El hombre verde llevaba apresuradamente a su cautiva hacia un enorme thoat que ramoneaba en la vegetación de color ocre de la en otro tiempo plaza de espléndido color escarlata. En el mismo instante una docena de guerreros rojos saltaba desde el portal de un palacio de ersita próximo, persiguiendo al raptor con las espadas desnudas y dando gritos de rabia.

Una vez la mujer volvió el rostro hacia arriba, hacia la nave descendente, y en su única y rápida mirada Carthoris vio que era Thuvia de Ptarth.

CAPÍTULO IV

Cautiva de un Hombre Verde

Cuando la luz del día despuntó sobre el pequeño aparato, a cuyo puente la princesa de Ptarth había sido arrebatada del jardín de su padre, Thuvia vio que la noche había producido un cambio en sus raptores.

Ya no brillaba su indumentaria con las enseñas de Dusar, sino que, en vez de éstas, se veían allí las insignias del príncipe de Helium.

La muchacha sintió sus esperanzas renovadas, porque no podía creer que en el corazón de Carthoris pudiera haber intención alguna de hacerle daño.

Ella habló al guerrero que conducía el aparato aéreo.

—Anoche llevabas las insignias de un dusariano dijo—. Ahora llevas las de Helium. ¿Qué significa eso?

El hombre la miró e hizo una mueca.

—El príncipe de Helium no es un loco —contestó.

Precisamente entonces salió un oficial del pequeño camarote.
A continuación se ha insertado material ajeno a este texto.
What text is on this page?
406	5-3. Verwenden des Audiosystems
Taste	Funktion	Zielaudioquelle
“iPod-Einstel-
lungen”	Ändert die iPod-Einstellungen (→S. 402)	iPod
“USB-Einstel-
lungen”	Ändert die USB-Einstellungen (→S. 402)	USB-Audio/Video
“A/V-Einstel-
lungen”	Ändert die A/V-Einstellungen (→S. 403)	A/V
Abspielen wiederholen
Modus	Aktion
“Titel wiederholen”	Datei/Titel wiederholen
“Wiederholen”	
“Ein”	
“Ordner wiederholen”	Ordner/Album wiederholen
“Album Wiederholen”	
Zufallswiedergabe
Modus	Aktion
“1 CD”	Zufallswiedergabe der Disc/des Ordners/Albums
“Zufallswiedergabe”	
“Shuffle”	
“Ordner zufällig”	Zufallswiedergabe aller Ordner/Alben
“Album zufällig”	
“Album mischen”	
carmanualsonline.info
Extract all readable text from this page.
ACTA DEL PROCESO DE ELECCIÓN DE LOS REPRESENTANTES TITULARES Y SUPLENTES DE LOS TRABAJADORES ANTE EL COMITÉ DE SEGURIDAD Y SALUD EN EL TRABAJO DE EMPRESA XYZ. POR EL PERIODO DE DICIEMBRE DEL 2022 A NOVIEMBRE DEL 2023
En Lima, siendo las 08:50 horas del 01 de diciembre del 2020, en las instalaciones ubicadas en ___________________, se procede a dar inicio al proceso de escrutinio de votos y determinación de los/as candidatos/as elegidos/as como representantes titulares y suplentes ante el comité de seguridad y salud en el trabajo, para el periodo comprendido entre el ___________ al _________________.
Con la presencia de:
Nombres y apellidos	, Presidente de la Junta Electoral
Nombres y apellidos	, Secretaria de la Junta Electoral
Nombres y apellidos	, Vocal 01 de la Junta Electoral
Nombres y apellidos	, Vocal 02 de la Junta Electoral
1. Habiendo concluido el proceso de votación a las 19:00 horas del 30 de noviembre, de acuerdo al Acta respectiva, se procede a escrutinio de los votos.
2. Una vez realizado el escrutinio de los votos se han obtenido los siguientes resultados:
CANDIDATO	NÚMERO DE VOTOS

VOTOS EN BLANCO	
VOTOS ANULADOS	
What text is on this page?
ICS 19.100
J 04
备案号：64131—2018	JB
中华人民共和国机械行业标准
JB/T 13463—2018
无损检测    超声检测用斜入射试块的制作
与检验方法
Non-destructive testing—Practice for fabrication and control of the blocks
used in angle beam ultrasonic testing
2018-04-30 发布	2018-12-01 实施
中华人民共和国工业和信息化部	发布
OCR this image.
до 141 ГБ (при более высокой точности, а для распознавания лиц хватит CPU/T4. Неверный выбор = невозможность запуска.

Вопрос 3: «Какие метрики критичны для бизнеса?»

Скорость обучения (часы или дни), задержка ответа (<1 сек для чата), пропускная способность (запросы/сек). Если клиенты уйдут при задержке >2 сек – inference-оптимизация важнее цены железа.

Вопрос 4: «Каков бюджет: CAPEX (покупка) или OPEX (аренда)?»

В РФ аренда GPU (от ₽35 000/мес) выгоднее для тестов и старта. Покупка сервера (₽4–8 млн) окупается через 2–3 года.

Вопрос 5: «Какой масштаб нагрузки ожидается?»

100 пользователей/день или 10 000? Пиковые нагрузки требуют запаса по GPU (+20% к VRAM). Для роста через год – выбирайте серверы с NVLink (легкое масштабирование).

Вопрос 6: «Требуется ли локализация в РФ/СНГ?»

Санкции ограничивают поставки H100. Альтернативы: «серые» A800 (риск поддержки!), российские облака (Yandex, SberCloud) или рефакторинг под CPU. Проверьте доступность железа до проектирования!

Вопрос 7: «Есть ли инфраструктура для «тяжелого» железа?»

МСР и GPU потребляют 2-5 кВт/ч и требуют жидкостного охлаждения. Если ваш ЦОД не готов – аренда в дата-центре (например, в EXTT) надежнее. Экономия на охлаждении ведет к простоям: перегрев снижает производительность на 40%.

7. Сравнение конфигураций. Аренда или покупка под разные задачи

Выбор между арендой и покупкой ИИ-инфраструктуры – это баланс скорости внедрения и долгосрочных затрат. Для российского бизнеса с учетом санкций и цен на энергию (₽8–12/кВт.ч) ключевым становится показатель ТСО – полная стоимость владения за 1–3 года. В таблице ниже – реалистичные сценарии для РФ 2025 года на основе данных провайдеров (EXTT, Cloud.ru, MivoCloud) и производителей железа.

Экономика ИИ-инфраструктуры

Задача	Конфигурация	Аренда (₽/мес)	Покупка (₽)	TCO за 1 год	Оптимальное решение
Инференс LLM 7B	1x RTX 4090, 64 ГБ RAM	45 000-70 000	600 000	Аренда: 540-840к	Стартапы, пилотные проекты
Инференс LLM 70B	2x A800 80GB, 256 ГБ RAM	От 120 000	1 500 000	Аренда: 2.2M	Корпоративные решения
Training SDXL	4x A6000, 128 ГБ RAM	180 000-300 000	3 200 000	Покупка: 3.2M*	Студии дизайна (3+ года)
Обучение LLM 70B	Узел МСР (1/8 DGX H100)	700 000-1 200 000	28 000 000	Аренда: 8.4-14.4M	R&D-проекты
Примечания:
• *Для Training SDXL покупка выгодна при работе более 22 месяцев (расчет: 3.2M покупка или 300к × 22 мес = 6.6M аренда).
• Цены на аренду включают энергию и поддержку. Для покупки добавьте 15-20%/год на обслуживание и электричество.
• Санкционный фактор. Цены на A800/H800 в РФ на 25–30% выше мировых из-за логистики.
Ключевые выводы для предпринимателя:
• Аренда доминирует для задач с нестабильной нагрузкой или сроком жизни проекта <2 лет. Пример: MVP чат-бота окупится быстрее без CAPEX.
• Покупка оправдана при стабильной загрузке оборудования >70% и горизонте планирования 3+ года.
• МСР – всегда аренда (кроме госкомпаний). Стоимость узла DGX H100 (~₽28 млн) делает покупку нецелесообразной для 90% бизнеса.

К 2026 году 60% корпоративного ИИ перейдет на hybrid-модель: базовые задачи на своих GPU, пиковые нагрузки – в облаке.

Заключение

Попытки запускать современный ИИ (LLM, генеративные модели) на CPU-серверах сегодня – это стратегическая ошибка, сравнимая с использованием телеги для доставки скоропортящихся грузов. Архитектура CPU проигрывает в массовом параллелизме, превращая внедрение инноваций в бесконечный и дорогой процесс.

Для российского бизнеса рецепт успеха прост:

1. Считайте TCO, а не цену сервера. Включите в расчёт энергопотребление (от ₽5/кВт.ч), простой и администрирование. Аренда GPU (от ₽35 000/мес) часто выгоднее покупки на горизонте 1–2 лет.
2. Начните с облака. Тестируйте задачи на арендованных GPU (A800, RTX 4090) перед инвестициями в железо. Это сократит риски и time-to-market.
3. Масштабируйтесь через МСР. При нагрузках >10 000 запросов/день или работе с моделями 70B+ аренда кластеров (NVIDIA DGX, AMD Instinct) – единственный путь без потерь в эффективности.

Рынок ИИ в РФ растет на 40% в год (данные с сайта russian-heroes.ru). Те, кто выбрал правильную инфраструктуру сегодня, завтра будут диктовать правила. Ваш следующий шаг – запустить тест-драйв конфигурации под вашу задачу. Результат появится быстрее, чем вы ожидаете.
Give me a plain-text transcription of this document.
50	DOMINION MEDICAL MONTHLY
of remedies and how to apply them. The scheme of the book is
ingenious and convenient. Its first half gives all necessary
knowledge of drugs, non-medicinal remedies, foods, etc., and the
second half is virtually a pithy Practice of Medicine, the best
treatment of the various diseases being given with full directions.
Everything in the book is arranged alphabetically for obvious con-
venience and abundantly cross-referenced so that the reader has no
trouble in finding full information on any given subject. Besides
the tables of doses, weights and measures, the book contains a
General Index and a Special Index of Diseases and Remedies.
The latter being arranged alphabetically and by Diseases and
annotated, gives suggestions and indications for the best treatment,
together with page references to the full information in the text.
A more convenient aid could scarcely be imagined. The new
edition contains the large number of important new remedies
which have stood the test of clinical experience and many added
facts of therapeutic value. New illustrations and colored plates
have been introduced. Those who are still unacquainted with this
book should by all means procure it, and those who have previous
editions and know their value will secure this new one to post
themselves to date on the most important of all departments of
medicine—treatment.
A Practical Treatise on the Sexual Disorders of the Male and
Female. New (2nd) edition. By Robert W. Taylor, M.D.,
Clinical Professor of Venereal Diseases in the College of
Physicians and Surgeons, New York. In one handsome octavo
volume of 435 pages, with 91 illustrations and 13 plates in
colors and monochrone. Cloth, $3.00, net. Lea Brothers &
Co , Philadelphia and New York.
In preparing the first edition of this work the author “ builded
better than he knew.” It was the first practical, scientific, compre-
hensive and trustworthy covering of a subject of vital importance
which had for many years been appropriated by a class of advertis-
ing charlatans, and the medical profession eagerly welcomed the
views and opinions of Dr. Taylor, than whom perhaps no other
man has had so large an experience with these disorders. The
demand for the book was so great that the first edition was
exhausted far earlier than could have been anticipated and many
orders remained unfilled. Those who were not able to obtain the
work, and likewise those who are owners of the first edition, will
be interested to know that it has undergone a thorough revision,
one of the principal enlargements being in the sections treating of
Éste reprendió al guerrero por conversar con la prisionera, y él mismo no quiso responder a ninguna de las preguntas de la muchacha.

Ningún daño sufrió la joven durante el viaje, y así llegaron al fin de su destino, sin que Thuvia supiese, nada más que al principio, de sus raptores o de sus propósitos.

La nave aérea descendió lentamente en la plaza de uno de aquellos monumentos mudos del pasado muerto y olvidado de Marte; las desiertas ciudades que bordean los tristes fondos marinos de color de ocre, donde antiguamente habían rodado las furiosas olas y sobre cuyo pecho se había agitado el comercio marítimo de los pueblos que han muerto para siempre.

Thuvia de Ptarth no era ajena a aquellos lugares. Durante sus excursiones en busca del río Iss, ella había seguido el camino que, durante interminables eras, había sido el de la última larga peregrinación de los marcianos hacia el valle de Dor, donde está el perdido Mar de Korus; ella había encontrado varios de aquellos tristes restos de la grandeza y de la gloria del antiguo Barsoom.

Y también durante su vuelo desde los templos de los Sagrados Therns con Tars Tarkas, jeddak de Thark, había visto aquellos lugares con sus mágicos y fantasmales habitantes, los grandes monos blancos de Barsoom.

Ella sabía también que muchos de ellos eran frecuentados ahora por las tribus nómadas de hombres verdes; pero que, entre todos ellos, no había ninguna ciudad que los hombres rojos no evitasen, porque, sin excepción, se encontraban en medio de territorios extensos y sin agua, inapropiados para la civilización sedentaria de la raza dominante de Marte.

¿Por qué, entonces, la llevarían a semejante lugar? Sólo había una respuesta. El objetivo de su empresa debía requerirle el buscar el aislamiento que ofrecía una ciudad muerta. La muchacha temblaba pensando en su suerte.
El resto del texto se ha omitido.